Halife Harun Reşid, Bağdat kırlarında çevresiyle birlikte geziye çıktığı sırada ağaç altında uyuyan bir adamı görür ve yanındakilere:
‘’Şu adamı uyandırın, otların arasında çıkan bir yılan onu sokup öldürebilir’’ der.
Hemen uyandırılan adam bakar ki karşısında Harun Reşid var.
‘’Sultanım neden uyandırdınız beni’’ der.
Rüyamda padişah olarak seçilmiştim tahtımda oturmuş, çevreme ne güzel emirler veriyor, hizmetçileri koşuşturuyordum diye söylenir.
Harun Reşid rüyada padişah olan adama gülerek;
‘’Efendi uykudaki padişahlıktan ne olur ki, işte böyle gözlerini açınca padişahlık falan kalmaz, yok olur gider.’’
Adam cevap verir:
‘’Sultanım, padişahlığım gözümü açınca yok olup gitti, seninki de gözünü kapayınca yok olup gidecek, aramızda büyük bir fark mı var sanki?’’

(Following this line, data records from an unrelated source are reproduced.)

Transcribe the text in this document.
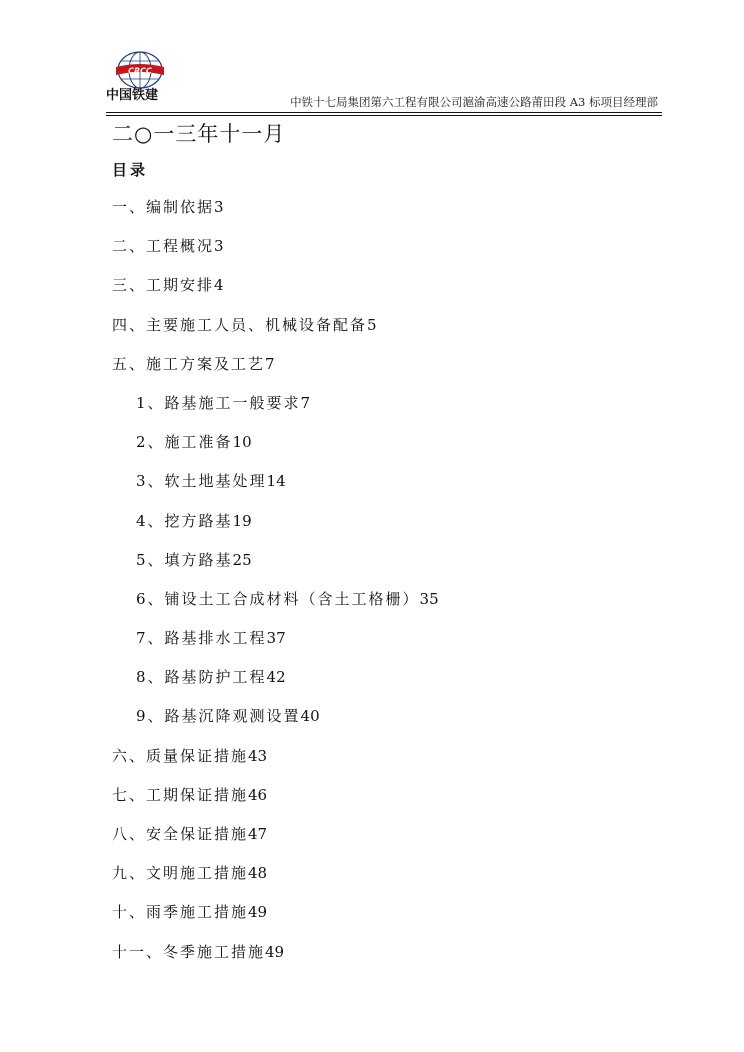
CRCC
中国铁建	中铁十七局集团第六工程有限公司滬渝高速公路莆田段 A3 标项目经理部
二○一三年十一月
目录
一、编制依据3
二、工程概况3
三、工期安排4
四、主要施工人员、机械设备配备5
五、施工方案及工艺7
1、路基施工一般要求7
2、施工准备10
3、软土地基处理14
4、挖方路基19
5、填方路基25
6、铺设土工合成材料（含土工格栅）35
7、路基排水工程37
8、路基防护工程42
9、路基沉降观测设置40
六、质量保证措施43
七、工期保证措施46
八、安全保证措施47
九、文明施工措施48
十、雨季施工措施49
十一、冬季施工措施49
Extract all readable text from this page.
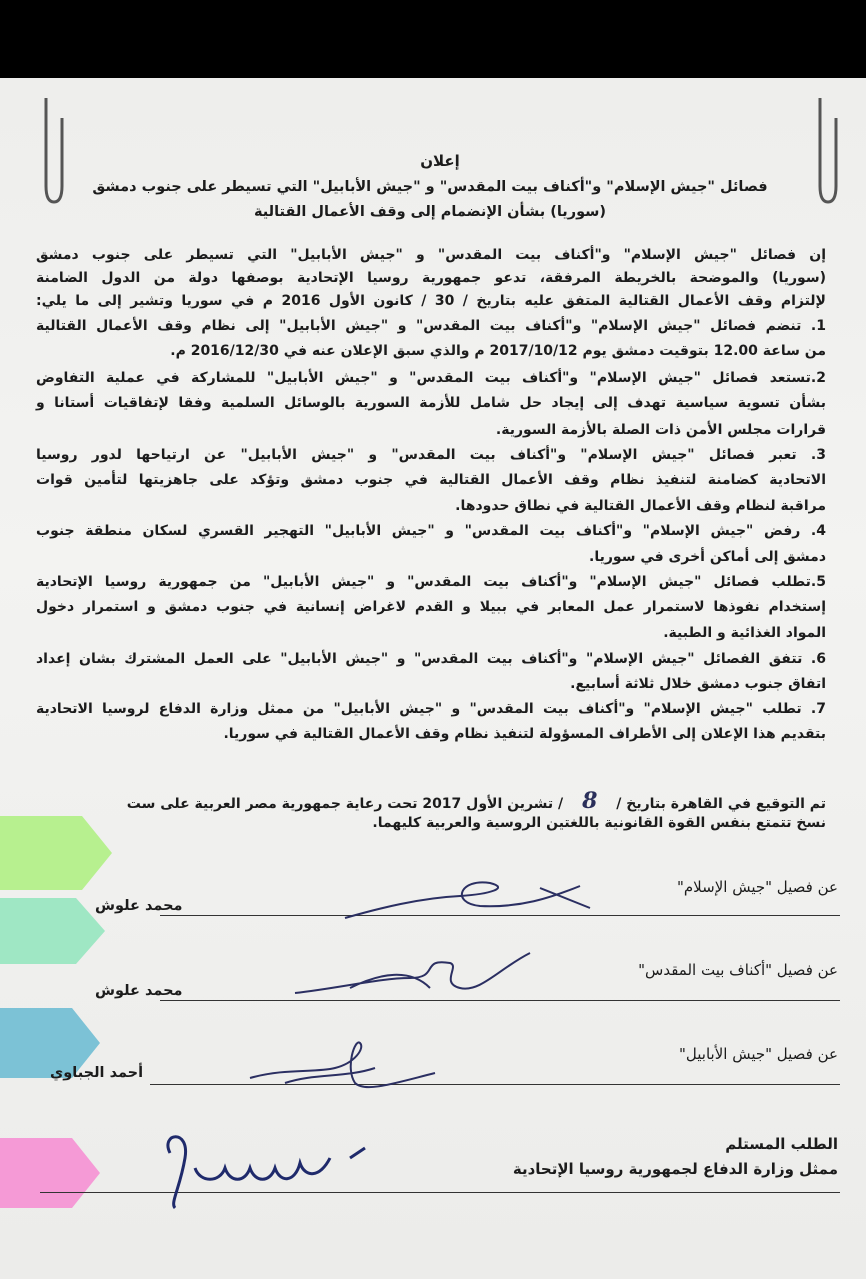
إعلان

فصائل "جيش الإسلام" و"أكناف بيت المقدس" و "جيش الأبابيل" التي تسيطر على جنوب دمشق

(سوريا) بشأن الإنضمام إلى وقف الأعمال القتالية

إن فصائل "جيش الإسلام" و"أكناف بيت المقدس" و "جيش الأبابيل" التي تسيطر على جنوب دمشق

(سوريا) والموضحة بالخريطة المرفقة، تدعو جمهورية روسيا الإتحادية بوصفها دولة من الدول الضامنة

لإلتزام وقف الأعمال القتالية المتفق عليه بتاريخ / 30 / كانون الأول 2016 م في سوريا وتشير إلى ما يلي:

1. تنضم فصائل "جيش الإسلام" و"أكناف بيت المقدس" و "جيش الأبابيل" إلى نظام وقف الأعمال القتالية

من ساعة 12.00 بتوقيت دمشق يوم 2017/10/12 م والذي سبق الإعلان عنه في 2016/12/30 م.

2.تستعد فصائل "جيش الإسلام" و"أكناف بيت المقدس" و "جيش الأبابيل" للمشاركة في عملية التفاوض

بشأن تسوية سياسية تهدف إلى إيجاد حل شامل للأزمة السورية بالوسائل السلمية وفقا لإتفاقيات أستانا و

قرارات مجلس الأمن ذات الصلة بالأزمة السورية.

3. تعبر فصائل "جيش الإسلام" و"أكناف بيت المقدس" و "جيش الأبابيل" عن ارتياحها لدور روسيا

الاتحادية كضامنة لتنفيذ نظام وقف الأعمال القتالية في جنوب دمشق وتؤكد على جاهزيتها لتأمين قوات

مراقبة لنظام وقف الأعمال القتالية في نطاق حدودها.

4. رفض "جيش الإسلام" و"أكناف بيت المقدس" و "جيش الأبابيل" التهجير القسري لسكان منطقة جنوب

دمشق إلى أماكن أخرى في سوريا.

5.تطلب فصائل "جيش الإسلام" و"أكناف بيت المقدس" و "جيش الأبابيل" من جمهورية روسيا الإتحادية

إستخدام نفوذها لاستمرار عمل المعابر في ببيلا و القدم لاغراض إنسانية في جنوب دمشق و استمرار دخول

المواد الغذائية و الطبية.

6. تتفق الفصائل "جيش الإسلام" و"أكناف بيت المقدس" و "جيش الأبابيل" على العمل المشترك بشان إعداد

اتفاق جنوب دمشق خلال ثلاثة أسابيع.

7. تطلب "جيش الإسلام" و"أكناف بيت المقدس" و "جيش الأبابيل" من ممثل وزارة الدفاع لروسيا الاتحادية

بتقديم هذا الإعلان إلى الأطراف المسؤولة لتنفيذ نظام وقف الأعمال القتالية في سوريا.

تم التوقيع في القاهرة بتاريخ / 8 / تشرين الأول 2017 تحت رعاية جمهورية مصر العربية على ست

نسخ تتمتع بنفس القوة القانونية باللغتين الروسية والعربية كليهما.

عن فصيل "جيش الإسلام"

محمد علوش

عن فصيل "أكناف بيت المقدس"

محمد علوش

عن فصيل "جيش الأبابيل"

أحمد الجباوي

الطلب المستلم

ممثل وزارة الدفاع لجمهورية روسيا الإتحادية
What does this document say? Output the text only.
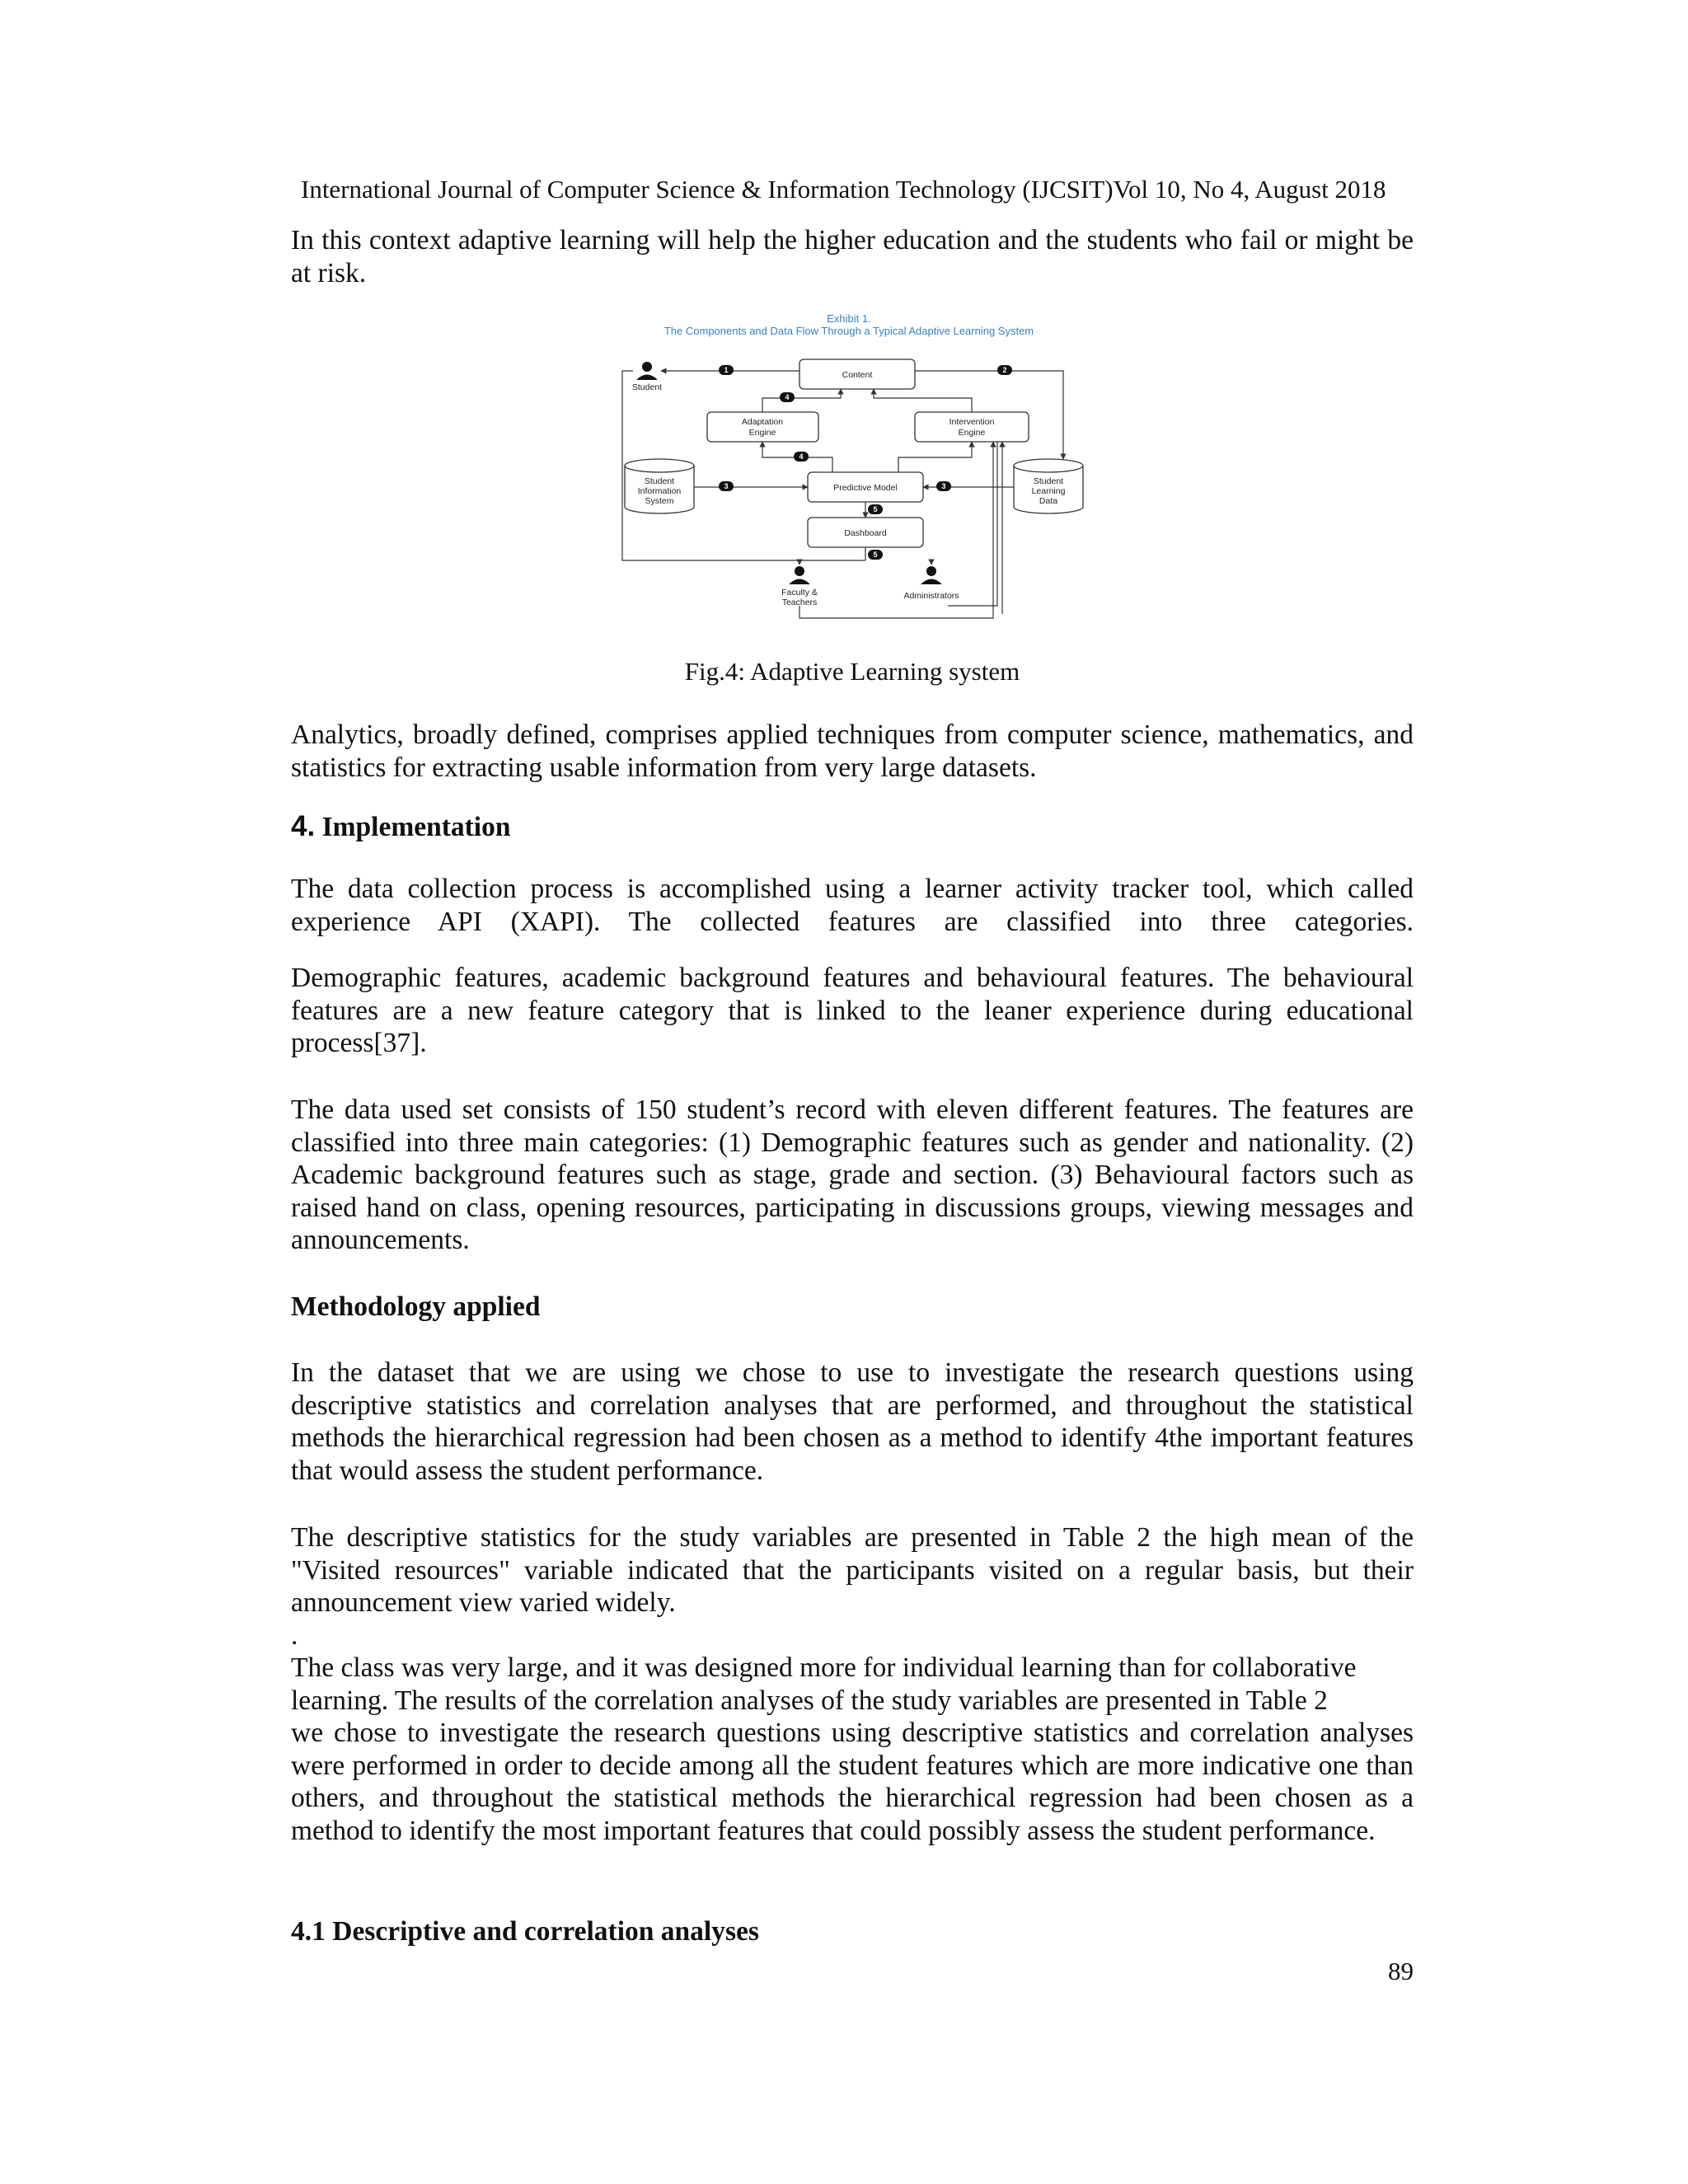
International Journal of Computer Science & Information Technology (IJCSIT)Vol 10, No 4, August 2018

In this context adaptive learning will help the higher education and the students who fail or might be at risk.

Exhibit 1.
The Components and Data Flow Through a Typical Adaptive Learning System
Student
Content
Adaptation
Engine
Intervention
Engine
Student
Information
System
Predictive Model
Student
Learning
Data
Dashboard
Faculty &
Teachers
Administrators
1	2
4
4
3	3
5
5
Fig.4: Adaptive Learning system

Analytics, broadly defined, comprises applied techniques from computer science, mathematics, and statistics for extracting usable information from very large datasets.

4. Implementation

The data collection process is accomplished using a learner activity tracker tool, which called experience API (XAPI). The collected features are classified into three categories.

Demographic features, academic background features and behavioural features. The behavioural features are a new feature category that is linked to the leaner experience during educational process[37].

The data used set consists of 150 student’s record with eleven different features. The features are classified into three main categories: (1) Demographic features such as gender and nationality. (2) Academic background features such as stage, grade and section. (3) Behavioural factors such as raised hand on class, opening resources, participating in discussions groups, viewing messages and announcements.

Methodology applied

In the dataset that we are using we chose to use to investigate the research questions using descriptive statistics and correlation analyses that are performed, and throughout the statistical methods the hierarchical regression had been chosen as a method to identify 4the important features that would assess the student performance.

The descriptive statistics for the study variables are presented in Table 2 the high mean of the "Visited resources" variable indicated that the participants visited on a regular basis, but their announcement view varied widely.

.

The class was very large, and it was designed more for individual learning than for collaborative learning. The results of the correlation analyses of the study variables are presented in Table 2

we chose to investigate the research questions using descriptive statistics and correlation analyses were performed in order to decide among all the student features which are more indicative one than others, and throughout the statistical methods the hierarchical regression had been chosen as a method to identify the most important features that could possibly assess the student performance.

4.1 Descriptive and correlation analyses
89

Bu cevap karşısında düşünmeye başlayan Halife,
‘’Efendi’’ der, ‘’Aslında uykuda olan sen değil, benmişim de haberim yokmuş, ben seni yılandan kurtarmak için uyandırmıştım sen de beni saltanat gafletinden kurtarmak için uyarmış oldun.’’
Bundan sonra her fırsatta tekrar ettiği söz hep aynı olmuş;
‘’Ey Harun, gözünü kapayınca yok olacak saltanatına sakın güvenme!’’
TEPENİZDEKİYLE İDARE EDİN!
Padişahlardan birisi, kitap okumak için gözlüğünü arar.
Ancak tepesine yerleştirdiğini unuttuğu için bulamaz ve etrafındakileri haşlamaya başlar.
Çevredekiler, padişahın başında olan gözlüğü bulmak için uğraşırlarken, söz söylemede mahir birisi girer devreye.
Güya tesadüfen, kayıp gözlüğü sebebiyle öfkeli olan padişahın karşısına çıkar ve sakin bir şekilde şunları söyler:
"Efendim, hiç merak buyurmayınız. Hepimiz gözlüğünüzü bulabilmek için seferber durumdayız, En kısa sürede de bulacağımıza emin olun. Ama, biz onu ararken, siz tepenizdeki ile idare ediverin, lütfen!"